Luna uses Alembic for schema management. Run migrations after switching database backends or updating Luna.

terminal
# Apply all pending migrations
alembic upgrade head

# Check current revision
alembic current

# Show migration history
alembic history

# Roll back one step
alembic downgrade -1
📌
Always run alembic upgrade head after changing DB_URLto a new backend.
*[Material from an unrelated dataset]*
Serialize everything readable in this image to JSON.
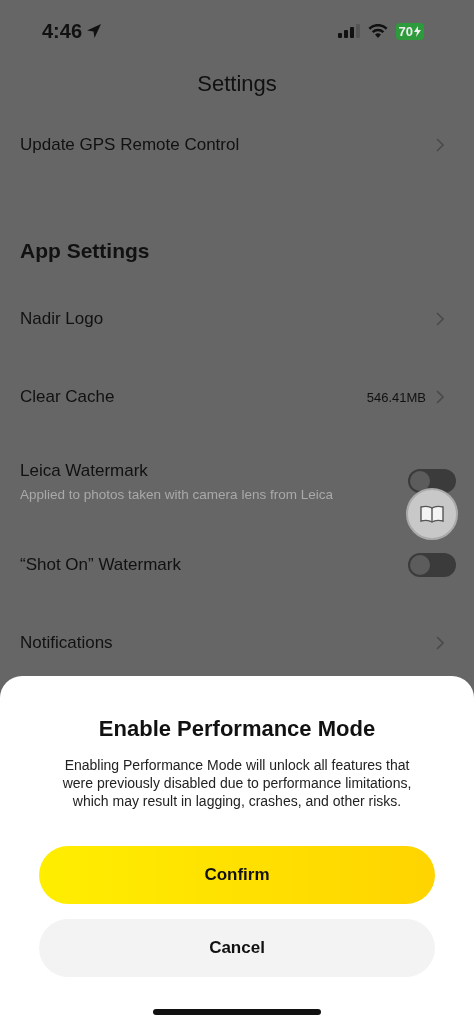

The first run creates all tables from scratch.

Creating a migration

terminal
# After editing SQLAlchemy models in backend/models/database.py:
alembic revision --autogenerate -m "add my_new_column"
alembic upgrade head

Schema overview

Key tables in backend/models/database.py:

TableDescription
conversationsConversation sessions with title and metadata.
messagesIndividual messages (role, content, timestamps).
factsLong/short-term memory facts with category, confidence, importance.
fact_relationshipsTyped graph edges between facts (CONTRADICTS, CONFIRMS, etc.).
episodesConversation episode summaries with key fact IDs and embeddings.
personality_stateCurrent mood and style preference floats.
state_eventsHistorical state inferences for pattern learning.
tasksUser tasks with due date, priority, and completion status.
calendar_eventsScheduled events with start/end datetime.
proactive_logRecord of proactive messages sent by the scheduler.
audit_logTool call history with args, results, and conversation ID.
contradiction_notesRecords of detected fact contradictions.

ChromaDB (vectors)

ChromaDB stores embedding vectors for two purposes:

  • luna_facts — fact embeddings for semantic retrieval in MemoryManager.
  • luna_episodes — episode embeddings for long-range conversation recall in MemoryGraph.
.env
# ChromaDB storage path (relative to LUNA_DATA_DIR)
CHROMA_PATH=data/chroma    # default

# Embedding provider (used by ChromaDB ingestion)
EMBEDDING_PROVIDER=ollama  # or openai-compatible

ChromaDB runs embedded in the same process — no separate server. Data is persisted to disk at CHROMA_PATH. Deleting this directory clears all vectors (facts and episodes remain in the relational DB but lose semantic search until re-embedded).

📌
ChromaDB is independent of the relational backend — it always uses its own local persistent storage regardless of which SQL database you choose.

Backup and restore

SQLite

terminal
# Backup
cp data/luna.db data/backups/luna-$(date +%Y%m%d).db

# Restore
cp data/backups/luna-20250601.db data/luna.db

PostgreSQL

terminal
pg_dump luna > luna-backup.sql
psql luna < luna-backup.sql

ChromaDB

terminal
# ChromaDB is a directory — copy the entire folder
cp -r data/chroma data/backups/chroma-$(date +%Y%m%d)

Luna automatically creates daily backups of SQLite to data/backups/via the scheduler. For PostgreSQL and MySQL, configure your own backup strategy.